Another consideration would be the estimated utilisation rate. With information now readily available over the internet, and existing resources on hand, the school has to deliberate if the new tool will indeed add value to the students.
“We don’t want to buy and get a digital tool which the students will not be using at all, or may not be their preference,” Dr Sosa explained. “A lot of information is already available on the Internet – they can easily search on Youtube or Google to learn about a topic. How credible or useful is this tool going to be, in terms of the students’ acquisition of knowledge? That will be our consideration.”
UpToDate as a teaching tool
With these criteria in mind, DLSMHI had subscribed to UpToDate, an evidence-based resource of the latest medical information and best practices.
“I think UpToDate is a very important tool for us to use, because there’s really a disconnect between what you teach in medical school and what you actually see in the workplace, if you are not going to be updating yourself on the current treatment and diagnostic plans, or management tools,” noted Dr Sosa.
Over the past few years, she has noticed increasing utilisation of UpToDate amongst faculty. She attributes that to the speed of updates that the tool provides, which faculty can quickly incorporate into their lessons.
“There are always updates on certain diseases or conditions, clinical practice guidelines or clinical pathways,” said Dr Sosa. “When the faculty members do up their syllabus and instructional design, the questions in their teaching guide will always include – What’s the update in the management of patients? What’s the latest update on the diagnostics? What’s the best evidence that you will see or use to make the correct diagnosis and treatment plan?”

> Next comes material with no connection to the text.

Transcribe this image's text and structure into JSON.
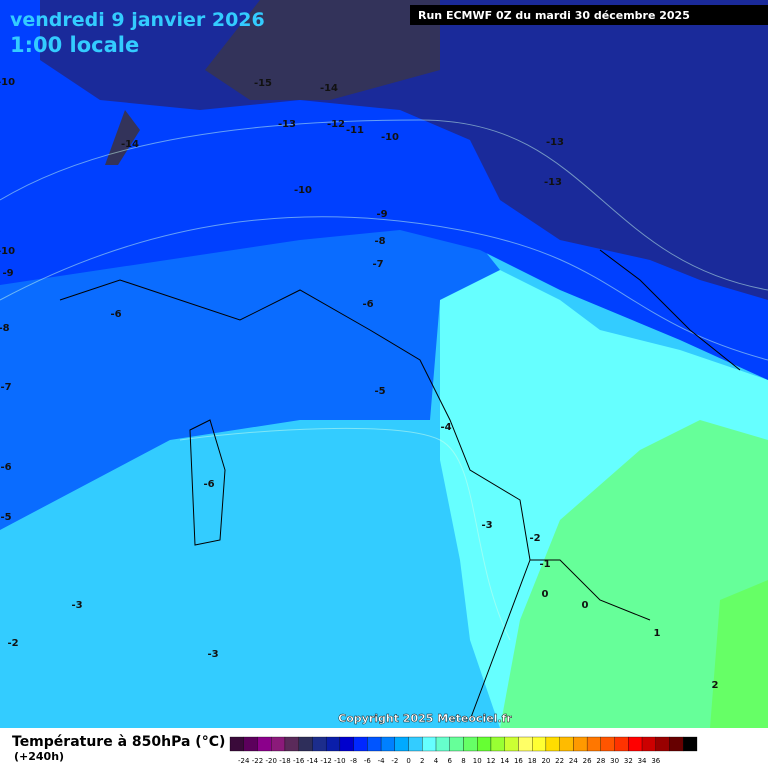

“The guide will always include application of research evidence in diagnosis and management, and I think that is where UpToDate will play a very vital role,” said Dr Sosa.
Accessibility is key
With digital tools being used extensively at the school over the past year, Dr Sosa noted that both faculty and students have adapted to the utilisation of them. “Though our faculty members are of various ages and come with different levels of digital knowledge, we are glad that eventually with the accessibility of the tools and usage tutorials, they have learnt how to really apply these in their regular teachings.”
“For our students, though they are already technologically savvy, the important thing is to explain why we need to use it, and then how you’re going to use it and what will be the advantage of using all of these tools. Once they understand these points, I think it’s going to be easy for them to really adopt, use and make the most out of the tools.”
The value and usage of such digital tools look set to increase, as the rise in Delta variant cases in the Philippines mean that classes at DLSHMI will continue virtually. However, not all digital tools are created equal, and medical schools will need to clearly assess the ones that would bring the most value – such as how UpToDate helps provide DLSHMI faculty and students with trusted medical updates.